Moving Backwards è un disco dei Wheel, uscito nel 2018.
Questa band si definisce (o è definita) progressive metal, ma non immaginatevi una roba alla Dream Theater o magari qualcosa di più sinfonico e neoclassico tipo Royal Hunt. Gli Wheel, all’esordio con questo Moving Backwards, guardano molto ai Tool e a certo prog più sperimentale degli anni 90. A tratti sembra di sentire una versione intellettuale nu metal (Vultures) e certi momenti pare di essere in Tirtheenth Step degli A Perfect Circle (Tyrant) per non dire di quando la band prova ad attraversare il sottilissimo filo di rasoio su cui i Tool danzano a piedi scalzi da tanti anni (Where The Pieces Lie) è lì che le cose proprio non vanno. Insomma, puoi cimentarti con lo stream of consciousness, ma se non sei Joyce molto probabilmente non ti verrà perdonato e lo stesso vale con la roba di Maynard Keenan:lasciala perdere a lui, ti conviene.
Però bisogna tener presenti due cose: per i Wheel questo è il primo album, quindi è naturale che ancora non abbiano uno stile ben sviluppato e una personalità così definita da combinare le influenze in qualcosa di più genuino. Inoltre c’è da dire che non tutte le composizioni sono così derivate.

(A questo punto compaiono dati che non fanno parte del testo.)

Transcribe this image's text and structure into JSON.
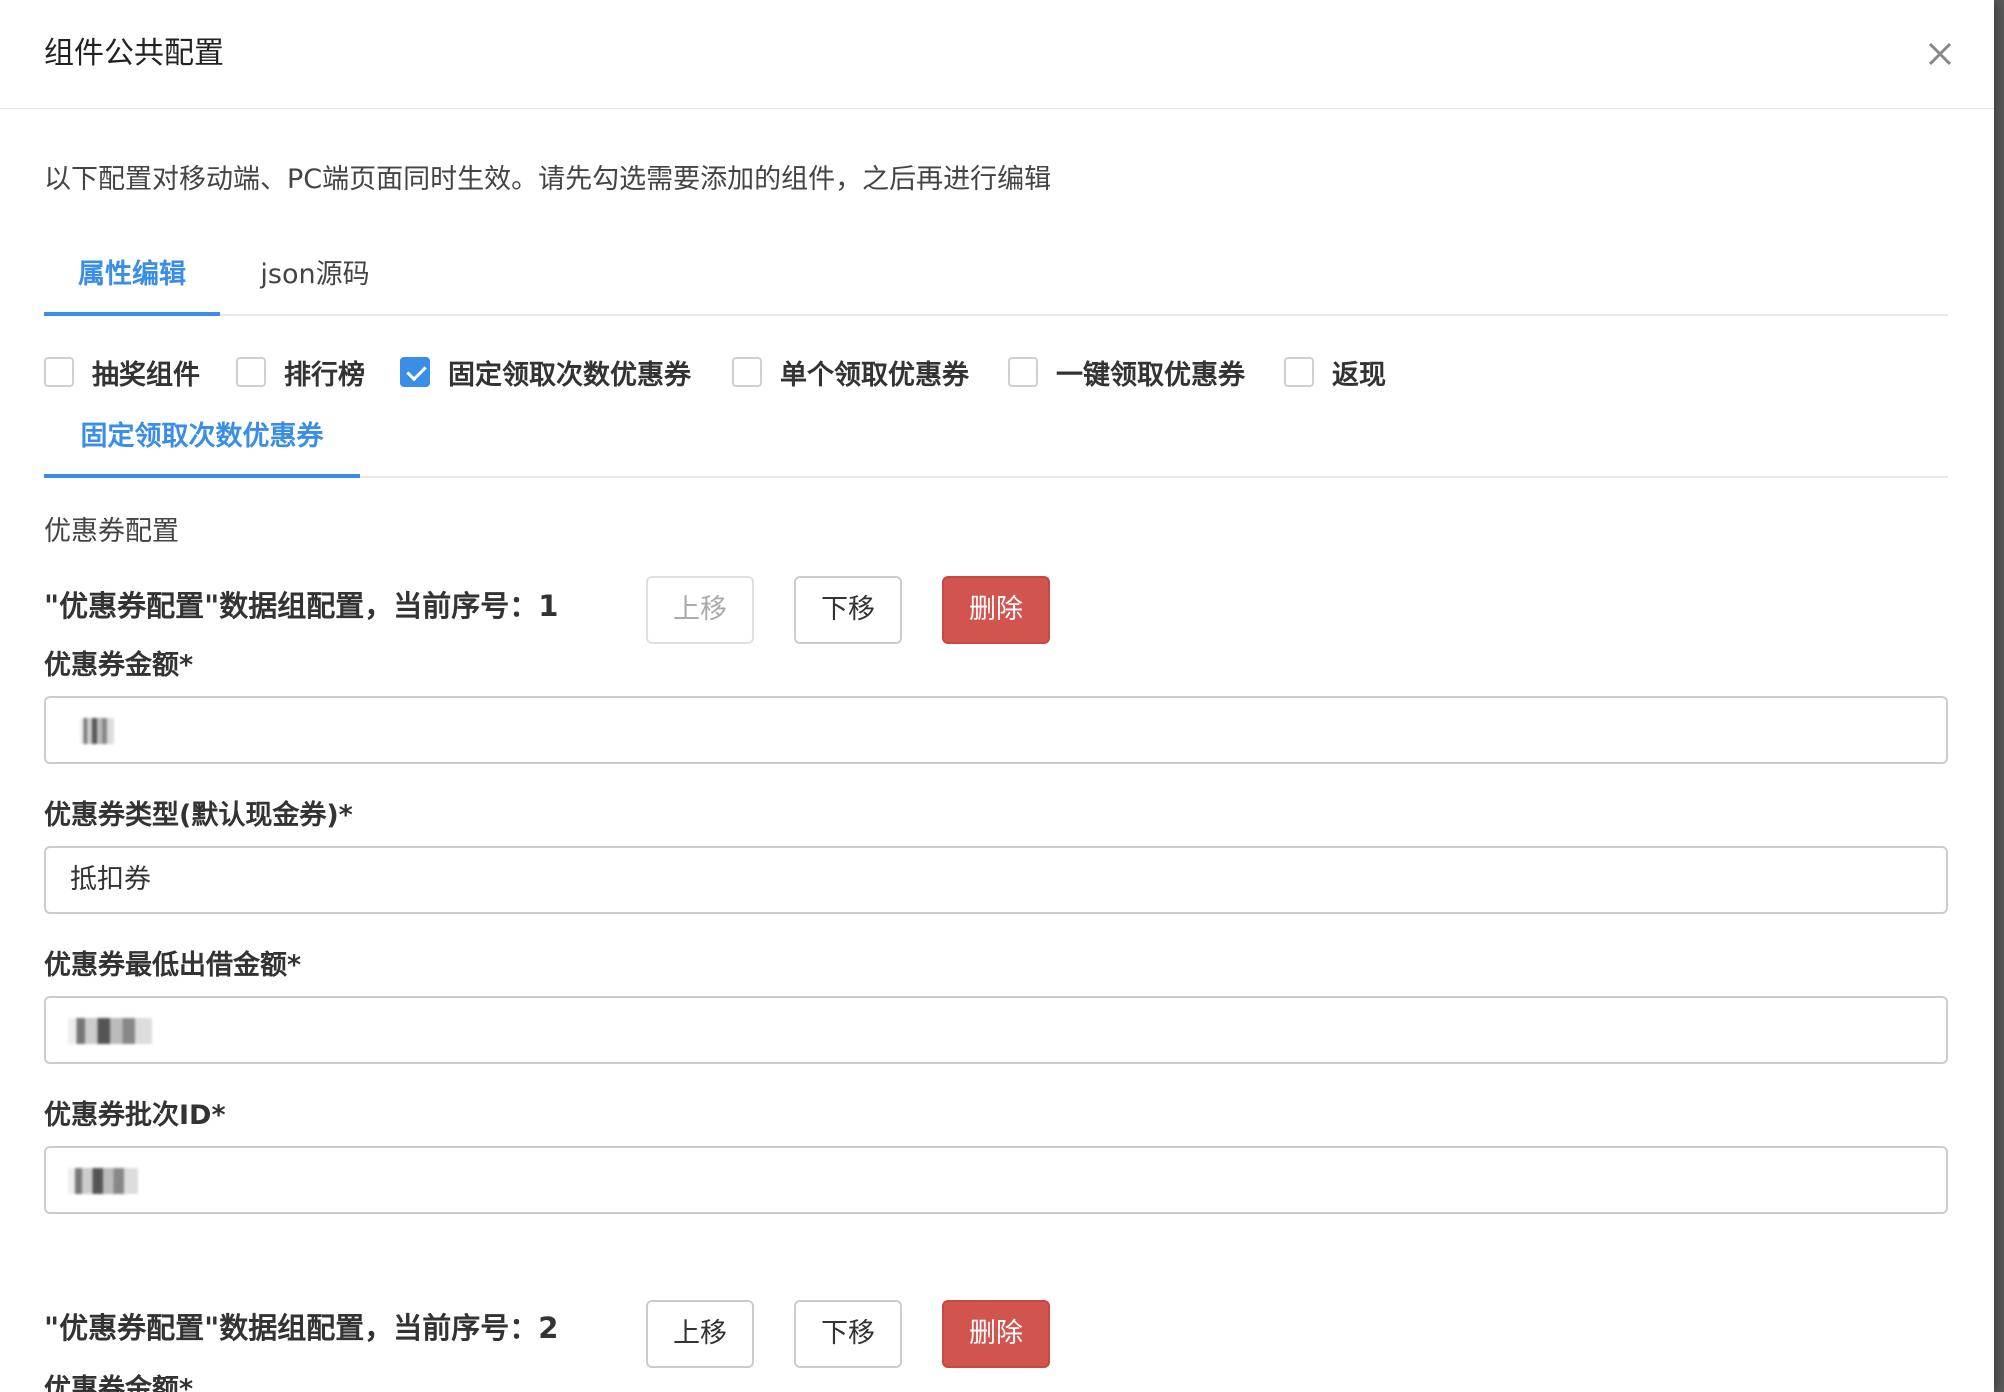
{
  "modal": {
    "title": "组件公共配置",
    "close_icon": "close-icon"
  },
  "intro": "以下配置对移动端、PC端页面同时生效。请先勾选需要添加的组件，之后再进行编辑",
  "tabs": [
    {
      "label": "属性编辑",
      "active": true
    },
    {
      "label": "json源码",
      "active": false
    }
  ],
  "components": [
    {
      "label": "抽奖组件",
      "checked": false
    },
    {
      "label": "排行榜",
      "checked": false
    },
    {
      "label": "固定领取次数优惠券",
      "checked": true
    },
    {
      "label": "单个领取优惠券",
      "checked": false
    },
    {
      "label": "一键领取优惠券",
      "checked": false
    },
    {
      "label": "返现",
      "checked": false
    }
  ],
  "subtabs": [
    {
      "label": "固定领取次数优惠券",
      "active": true
    }
  ],
  "section_label": "优惠券配置",
  "groups": [
    {
      "title": "\"优惠券配置\"数据组配置，当前序号：1",
      "buttons": {
        "up": "上移",
        "down": "下移",
        "delete": "删除"
      },
      "up_disabled": true,
      "fields": [
        {
          "label": "优惠券金额*",
          "value": ""
        },
        {
          "label": "优惠券类型(默认现金券)*",
          "value": "抵扣券"
        },
        {
          "label": "优惠券最低出借金额*",
          "value": ""
        },
        {
          "label": "优惠券批次ID*",
          "value": ""
        }
      ]
    },
    {
      "title": "\"优惠券配置\"数据组配置，当前序号：2",
      "buttons": {
        "up": "上移",
        "down": "下移",
        "delete": "删除"
      },
      "up_disabled": false,
      "fields": [
        {
          "label": "优惠券金额*",
          "value": ""
        }
      ]
    }
  ],
  "colors": {
    "accent": "#3a8ee6",
    "danger": "#d1544f",
    "border": "#cccccc"
  }
}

Il brano Wheel è davvero un bel biglietto da visita, con quel misto di tribalismo minaccioso e chitarre vaste, le linee vocali toccanti e la tensione che tiene alla grande per dieci minuti. Anche Skeletons funziona benone, è sempre tooliana ma riesce a trascinare nella gola asfissiante di una foresta pagana, dove occhi voraci osservano le nostre membra inerti trascinate su un letto di rami lungo sentieri e sentieri, fino alla bocca di un dio paziente.